The Gump scene was a success, and the film became a box office monster, grossing $677 million worldwide. The Creedence cue was perhaps the crown jewel of its bullet-speed musical references. “I got lots of notes from people in the music and film business, saying how well it worked,” Sill recalls.

But Fogerty disapproved. The frontman had long signed away control of his songs, and his relationship with Fantasy Records boss Saul Zaentz, who did own the publishing rights, had turned ugly. “John didn’t want his music used if Saul was going to profit from it,” Sill recalls. “And he really tried to make a case against us being able to use it.” According to Sill, Fogerty called the president of Paramount Pictures to ask that his music not be used in Gump. “In spite of his efforts, we were able to validate the licensing process,” Sill says. “[John’s] position was based on an emotional battle he was having in the business world, and I didn’t want that to affect the film.” (Fogerty declined to be interviewed for this piece.)

“He doesn’t like it being used in anything,” says Clifford. “He never has. And he never will.” In 2005, Fogerty vented to NPR: “Folks will remember Forrest Gump and that was a great movie, but they don’t remember all the really poor movies that Fantasy Records stuck Creedence music into: car commercials, tire commercials.” Just last month, the singer denounced the film Proud Mary for using his song title without consulting him.

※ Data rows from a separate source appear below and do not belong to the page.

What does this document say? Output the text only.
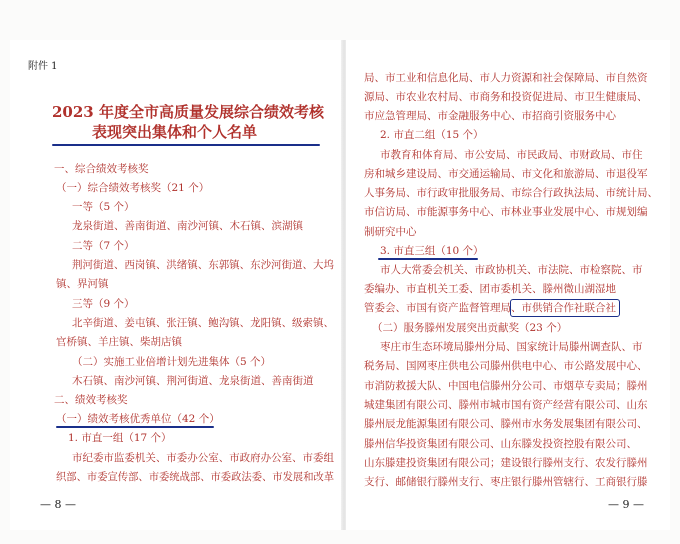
附件 1
2023 年度全市高质量发展综合绩效考核
表现突出集体和个人名单
一、综合绩效考核奖
（一）综合绩效考核奖（21 个）
一等（5 个）
龙泉街道、善南街道、南沙河镇、木石镇、滨湖镇
二等（7 个）
荆河街道、西岗镇、洪绪镇、东郭镇、东沙河街道、大坞
镇、界河镇
三等（9 个）
北辛街道、姜屯镇、张汪镇、鲍沟镇、龙阳镇、级索镇、
官桥镇、羊庄镇、柴胡店镇
（二）实施工业倍增计划先进集体（5 个）
木石镇、南沙河镇、荆河街道、龙泉街道、善南街道
二、绩效考核奖
（一）绩效考核优秀单位（42 个）
1. 市直一组（17 个）
市纪委市监委机关、市委办公室、市政府办公室、市委组
织部、市委宣传部、市委统战部、市委政法委、市发展和改革
— 8 —
局、市工业和信息化局、市人力资源和社会保障局、市自然资
源局、市农业农村局、市商务和投资促进局、市卫生健康局、
市应急管理局、市金融服务中心、市招商引资服务中心
2. 市直二组（15 个）
市教育和体育局、市公安局、市民政局、市财政局、市住
房和城乡建设局、市交通运输局、市文化和旅游局、市退役军
人事务局、市行政审批服务局、市综合行政执法局、市统计局、
市信访局、市能源事务中心、市林业事业发展中心、市规划编
制研究中心
3. 市直三组（10 个）
市人大常委会机关、市政协机关、市法院、市检察院、市
委编办、市直机关工委、团市委机关、滕州微山湖湿地
管委会、市国有资产监督管理局、市供销合作社联合社
（二）服务滕州发展突出贡献奖（23 个）
枣庄市生态环境局滕州分局、国家统计局滕州调查队、市
税务局、国网枣庄供电公司滕州供电中心、市公路发展中心、
市消防救援大队、中国电信滕州分公司、市烟草专卖局；滕州
城建集团有限公司、滕州市城市国有资产经营有限公司、山东
滕州辰龙能源集团有限公司、滕州市水务发展集团有限公司、
滕州信华投资集团有限公司、山东滕发投资控股有限公司、
山东滕建投资集团有限公司；建设银行滕州支行、农发行滕州
支行、邮储银行滕州支行、枣庄银行滕州管辖行、工商银行滕
— 9 —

Fogerty’s ex-bandmates, who reformed as Creedence Clearwater Revisited in 1995 and had their own falling-out with the singer when he tried to block their band name, are much cheerier about the prominence of Creedence in films.

“It shows the longevity of the catalog,” says Clifford, who first noticed the Vietnam/Creedence phenomenon decades ago. “Film is art. Music is art. To put the two art forms together and have it be effective is kinda cool.”

“I think it’s terrific,” adds Cook. “The people who do have control over it have done a good job getting the music placed. If it were up to Fogerty, who knows what would have happened.” Has he discussed this with Fogerty? “I don’t talk to John,” Cook answers.

Both Clifford and Cook boast that Creedence now has three generations of fans, from boomers who remember the group’s ’60s heyday to Gen X-ers and millennials who may have discovered the band through film.

For the record, Cook’s favorite Creedence placement was in The Big Lebowski. The Coen Brothers incorporated Creedence as a jokey motif in their 1998 stoner classic. When the Dude’s car is stolen, his concern is getting back his Creedence tapes; when he gets it back, he’s shown blasting “Lookin’ Out My Back Door” as he cruises around in his 1973 Ford Gran Torino. While Lebowski doesn’t take place during the war, it references it heavily: The Dude’s sidekick, Walter, is a cantankerous Vietnam vet who never shuts up about his time in the jungle.

Lebowski is now 20 years old, and the incessant prominence of Creedence in Vietnam films has continued apace. “Run Through the Jungle” cropped up in Tropic Thunder and The Sapphires, both comedies involving Vietnam. “Fortunate Son” appeared in an episode of “American Dad!” set at a Vietnam reenactment. It was also used in the soundtrack of the Battlefield: Bad Company 2: Vietnam videogame. “It’s gotten really difficult to place music in scenes about Vietnam and come up with something really fresh, you know?” says Sill.

Which explains why the opening scene of The Post feels so familiar. I reached out to the film’s music editor, Ramiro Belgardt, who told me that Spielberg himself placed “Green River” in the scene. (Spielberg was not available to comment on the Creedence selection; to his credit, at least he didn’t use “Fortunate Son.”) For their part, the ex-Creedence members haven’t seen the Oscar-nominated film yet. “I’ll see it if I get around to it,” Cook says. “I got a lot of things going on in my life.”